女は男に尋ねた。なぜあなたは料理をするのかと。女は彼女の友達と話していてその男は、女が料理をし、男が仕事に行く、それが当然だという考え方とは違う家庭で育ったのだろう、だからその男は、男が料理をするということに抵抗がないのだろう。そう話されたと話していた。しかし、女は少し考えて、それは違うだろうと思った。なぜならその男の母は料理をし、その男の父は仕事に行っていたからである。そして、それが当然だとは思っていなかったとしても、それは違うということを強調するようなこともなかった。だからそういう環境が彼をそうさせたとは言い切れないと思ったのだ。

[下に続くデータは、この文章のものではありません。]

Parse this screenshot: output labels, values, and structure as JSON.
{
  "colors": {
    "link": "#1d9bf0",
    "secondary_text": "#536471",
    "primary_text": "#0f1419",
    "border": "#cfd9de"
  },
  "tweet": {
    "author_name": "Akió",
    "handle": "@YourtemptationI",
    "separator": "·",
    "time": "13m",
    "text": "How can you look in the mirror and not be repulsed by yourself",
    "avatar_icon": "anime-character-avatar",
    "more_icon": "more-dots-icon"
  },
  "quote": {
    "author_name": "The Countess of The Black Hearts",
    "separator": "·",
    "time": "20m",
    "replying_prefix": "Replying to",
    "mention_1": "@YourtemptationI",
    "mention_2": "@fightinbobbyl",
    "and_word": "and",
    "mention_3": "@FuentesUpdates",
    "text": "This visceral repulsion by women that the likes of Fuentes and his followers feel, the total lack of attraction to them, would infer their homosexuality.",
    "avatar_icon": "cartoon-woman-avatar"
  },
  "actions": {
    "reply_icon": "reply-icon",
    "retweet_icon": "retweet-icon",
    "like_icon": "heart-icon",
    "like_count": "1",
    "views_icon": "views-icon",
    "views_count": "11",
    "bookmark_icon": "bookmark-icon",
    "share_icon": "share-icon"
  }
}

そして、さらに女はそのことについて考え、環境でなければ何が彼をそうさせたのか、と考えた結果、それは教育なのではないか、と思った。そして、やはり、性差についてそしてそれに伴う差別について、彼は教育によりいろいろなことを考えたのだろうと結論した。そういうことを女は男に話すと、男は少し考え、女の考えに同意した。そして、さらに加えた。僕は料理がしたかったんだと思う。僕の幼いころの原体験として強烈に覚えていることがあって、それは、小学生高学年ぐらいだったと思うけれど、いや、中学年だっただろうか、そこのところははっきりしないけれど、やはり中学年ぐらいだっただろう。4年生か5年生ぐらいだったと思う。ある時、ぼくは団地に住んでいたんだけれど、母が団地の近くに住んでいる女の子2人を呼んで料理を教えてた。その時に僕は一緒に教えてほしかったけれど、恥ずかしくて言い出せなかった。その時なぜ恥ずかしかったのか、はっきりとはわからないけれど、なぜか、その時のぼくは、そういうことが恥ずかしいことであるかのように感じてしまったんだ。そして、一緒に料理をしたかったけれど、一緒にしたいとは言い出せず、それが挫折感として今も強く覚えているんだ。だから、ぼくは元々料理に興味があったんだろうね。とそういう話をした。その他にも、その時さらに続けていろいろなことを話したけれど、いちいち、それを伝えたいとは思わないから、そのことはまた別の機会を見つけて、その時に話そうと思う。いずれにせよ、こうやって、僕が今でも覚えている様々な過去の記憶をつなぎ合わせていくと、ぼくが今どういうことを考えていて、どういう生き方をしているかということとつながっているような気がして、また一方で、そういうこととは全く関係なく今があって、今の僕があるという考え方もふと頭をかすめるけれど、いずれにせよ、こうして、昔の僕の思考をたどっていくことはひそかな楽しみのような感じがした。それは今生きている足しになるのか、ならないのか、そういうことも全くわからず、ただの暇つぶしであるかのようにも思われるけれど、今はこういうことを綴っていることが何かにつながるのではないかと漠然と感じているので、そういうことを、気が済むまでそうしてみようと思っている。